Reilly told the AP he went into the investigation expecting to conclude that safety was traded for dollars but didn't find that to be so. Instead, what investigators found was "a series of first challenging situations" and some choices that could go either way compounded by "hard to explain decisions."

"And they add up to a disaster," Reilly said during a break Monday.

Like BP, the panel found that the oil and gas traveled up the center of the pipe in the well, rather than up the sides — a finding that was disputed by Halliburton on Monday. The company has been criticized by the panel's investigators for pumping faulty cement and having tests in hand that showed it would fail. If the blowout started in the space between the pipe and the underground rock, Halliburton's cement would be less of a factor.

Another question is why the blowout preventer — the last defense against a runaway well — failed to block the flow of oil and gas. Bartlit said the team would await a forensic analysis before drawing conclusions. The blowout preventer is now protected evidence in a federal court case.

Bartlit and commission members said their investigation was hampered by the lack of subpoena power. A bill giving them such power is on hold in the Senate.



University of California at Berkeley engineering professor Bob Bea, an expert in both offshore oil rigs and technological disasters, said in general he agreed with the spill commission's findings. He suggested the problem wasn't a specific safety-for-money decision made on the rig, but a lack of understanding of the dangers and trade-offs involved.

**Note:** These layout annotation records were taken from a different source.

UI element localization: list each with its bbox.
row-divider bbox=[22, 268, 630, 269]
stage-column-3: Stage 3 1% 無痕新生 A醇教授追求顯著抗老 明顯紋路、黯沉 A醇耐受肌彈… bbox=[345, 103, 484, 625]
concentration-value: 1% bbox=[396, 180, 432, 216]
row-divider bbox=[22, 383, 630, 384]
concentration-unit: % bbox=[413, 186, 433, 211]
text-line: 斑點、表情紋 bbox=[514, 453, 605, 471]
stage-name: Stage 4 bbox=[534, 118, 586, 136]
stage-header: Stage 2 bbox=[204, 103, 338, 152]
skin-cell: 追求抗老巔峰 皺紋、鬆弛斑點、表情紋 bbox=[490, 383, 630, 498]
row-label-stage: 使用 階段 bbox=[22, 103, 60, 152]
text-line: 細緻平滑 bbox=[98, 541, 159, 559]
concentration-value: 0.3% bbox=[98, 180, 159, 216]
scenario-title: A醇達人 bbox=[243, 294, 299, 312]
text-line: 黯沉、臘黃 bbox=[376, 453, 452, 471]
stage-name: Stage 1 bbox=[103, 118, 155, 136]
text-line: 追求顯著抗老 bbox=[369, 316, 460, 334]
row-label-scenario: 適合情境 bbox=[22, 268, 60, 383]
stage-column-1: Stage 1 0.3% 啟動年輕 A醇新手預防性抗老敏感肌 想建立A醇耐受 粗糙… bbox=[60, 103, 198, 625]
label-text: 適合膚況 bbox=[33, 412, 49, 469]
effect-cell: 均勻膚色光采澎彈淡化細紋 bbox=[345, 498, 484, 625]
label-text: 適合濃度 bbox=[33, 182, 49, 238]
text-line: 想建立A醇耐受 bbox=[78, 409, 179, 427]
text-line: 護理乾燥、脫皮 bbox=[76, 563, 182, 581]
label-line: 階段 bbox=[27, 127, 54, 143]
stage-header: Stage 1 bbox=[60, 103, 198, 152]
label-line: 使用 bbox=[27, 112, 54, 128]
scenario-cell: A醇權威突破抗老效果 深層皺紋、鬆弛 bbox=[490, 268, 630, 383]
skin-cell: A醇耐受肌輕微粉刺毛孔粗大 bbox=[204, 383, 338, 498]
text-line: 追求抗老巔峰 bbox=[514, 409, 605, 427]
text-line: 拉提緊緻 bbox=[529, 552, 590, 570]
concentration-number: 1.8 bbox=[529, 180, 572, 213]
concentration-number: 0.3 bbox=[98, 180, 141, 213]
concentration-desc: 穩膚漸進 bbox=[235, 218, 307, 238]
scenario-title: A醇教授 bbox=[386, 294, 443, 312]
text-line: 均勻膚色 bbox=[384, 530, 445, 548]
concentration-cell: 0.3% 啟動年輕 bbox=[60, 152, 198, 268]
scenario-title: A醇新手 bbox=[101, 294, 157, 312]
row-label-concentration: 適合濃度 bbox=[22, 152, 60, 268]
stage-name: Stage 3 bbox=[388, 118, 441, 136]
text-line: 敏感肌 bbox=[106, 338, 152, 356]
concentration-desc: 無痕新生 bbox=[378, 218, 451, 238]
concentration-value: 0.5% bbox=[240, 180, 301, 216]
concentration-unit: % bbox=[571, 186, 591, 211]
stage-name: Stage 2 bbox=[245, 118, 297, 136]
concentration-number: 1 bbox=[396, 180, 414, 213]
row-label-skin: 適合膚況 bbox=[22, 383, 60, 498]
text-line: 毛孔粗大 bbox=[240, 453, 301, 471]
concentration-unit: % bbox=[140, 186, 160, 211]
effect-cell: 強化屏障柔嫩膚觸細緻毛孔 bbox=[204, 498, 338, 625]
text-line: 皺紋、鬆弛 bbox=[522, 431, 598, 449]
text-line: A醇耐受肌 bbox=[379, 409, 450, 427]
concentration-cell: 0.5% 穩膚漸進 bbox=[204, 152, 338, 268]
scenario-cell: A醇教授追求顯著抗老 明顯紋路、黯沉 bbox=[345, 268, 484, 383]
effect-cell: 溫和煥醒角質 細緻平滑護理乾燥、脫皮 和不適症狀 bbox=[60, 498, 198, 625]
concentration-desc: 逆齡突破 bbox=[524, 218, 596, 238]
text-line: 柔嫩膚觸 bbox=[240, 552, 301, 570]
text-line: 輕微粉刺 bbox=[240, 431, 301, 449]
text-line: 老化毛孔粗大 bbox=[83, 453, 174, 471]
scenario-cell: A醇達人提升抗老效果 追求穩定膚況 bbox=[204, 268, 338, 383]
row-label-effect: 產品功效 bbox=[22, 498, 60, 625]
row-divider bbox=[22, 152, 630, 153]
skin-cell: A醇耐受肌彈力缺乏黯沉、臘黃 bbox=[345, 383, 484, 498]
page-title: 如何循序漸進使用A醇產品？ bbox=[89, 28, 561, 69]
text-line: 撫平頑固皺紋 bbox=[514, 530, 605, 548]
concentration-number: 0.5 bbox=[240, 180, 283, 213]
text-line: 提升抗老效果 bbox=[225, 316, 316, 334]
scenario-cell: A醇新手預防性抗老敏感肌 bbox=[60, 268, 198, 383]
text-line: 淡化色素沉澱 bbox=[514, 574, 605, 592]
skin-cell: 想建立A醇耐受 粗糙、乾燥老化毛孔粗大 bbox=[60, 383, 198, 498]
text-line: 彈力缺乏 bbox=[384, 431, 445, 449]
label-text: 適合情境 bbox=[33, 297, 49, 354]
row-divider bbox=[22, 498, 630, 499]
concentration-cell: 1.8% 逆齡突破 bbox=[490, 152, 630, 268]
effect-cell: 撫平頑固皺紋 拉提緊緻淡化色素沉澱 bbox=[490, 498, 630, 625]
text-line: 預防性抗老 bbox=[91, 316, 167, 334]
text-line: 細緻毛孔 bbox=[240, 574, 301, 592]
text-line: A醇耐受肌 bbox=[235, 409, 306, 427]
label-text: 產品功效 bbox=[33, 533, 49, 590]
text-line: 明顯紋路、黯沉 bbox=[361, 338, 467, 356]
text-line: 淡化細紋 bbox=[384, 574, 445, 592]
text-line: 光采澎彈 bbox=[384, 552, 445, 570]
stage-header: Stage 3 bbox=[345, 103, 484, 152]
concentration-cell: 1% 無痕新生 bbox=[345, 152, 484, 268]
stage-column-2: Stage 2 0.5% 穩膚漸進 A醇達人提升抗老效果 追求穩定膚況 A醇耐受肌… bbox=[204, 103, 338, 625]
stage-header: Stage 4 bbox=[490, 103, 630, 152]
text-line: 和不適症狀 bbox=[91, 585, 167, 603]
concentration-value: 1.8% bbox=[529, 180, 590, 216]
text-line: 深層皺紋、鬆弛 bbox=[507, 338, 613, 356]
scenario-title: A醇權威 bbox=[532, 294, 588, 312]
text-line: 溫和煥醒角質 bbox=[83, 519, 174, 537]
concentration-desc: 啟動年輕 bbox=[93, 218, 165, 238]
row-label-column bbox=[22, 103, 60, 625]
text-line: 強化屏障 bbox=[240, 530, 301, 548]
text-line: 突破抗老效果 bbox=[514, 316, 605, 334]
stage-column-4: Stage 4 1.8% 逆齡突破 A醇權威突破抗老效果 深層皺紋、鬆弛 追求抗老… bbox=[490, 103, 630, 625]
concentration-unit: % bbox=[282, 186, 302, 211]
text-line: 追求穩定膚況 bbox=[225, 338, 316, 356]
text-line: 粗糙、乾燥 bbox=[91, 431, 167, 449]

Daniel Becnel, a Louisiana lawyer suing BP and others, called the commission's finding "absolutely absurd." He also took issue with Bartlit's endorsement of BP's view of events.

"They are pasting over because they know the government is going to be a defendant sooner or later in this litigation," Becnel said.

Democrats in Congress have focused on BP's well design, saying the company made decisions that sacrificed safety to save millions of dollars. Those choices included running a single piece of pipe from the seafloor to the bottom of the well, something called a "long string." BP also chose to use fewer centralizers, devices that hold the pipe down the center of the well for cementing.

In a June letter to then-BP CEO Tony Hayward, Reps. Henry Waxman, D-Calif., and Bart Stupak, D-Mich., questioned at least five decisions BP made in the days leading up to the explosion.

Rep. Ed Markey, D-Mass., a member of Waxman's energy panel that is investigating the spill, stood by those claims Monday.

"When the culture of a company favors risk-taking and cutting corners above other concerns, systemic failures like this oil spill disaster result without direct decisions being made or trade-offs being considered," Markey said. "What is fully evident, from BP's pipeline spill in Alaska and the Texas city refinery disaster, to the Deepwater Horizon well failure, is that BP has a long and sordid history of cutting costs and pushing the limits in search of higher profits."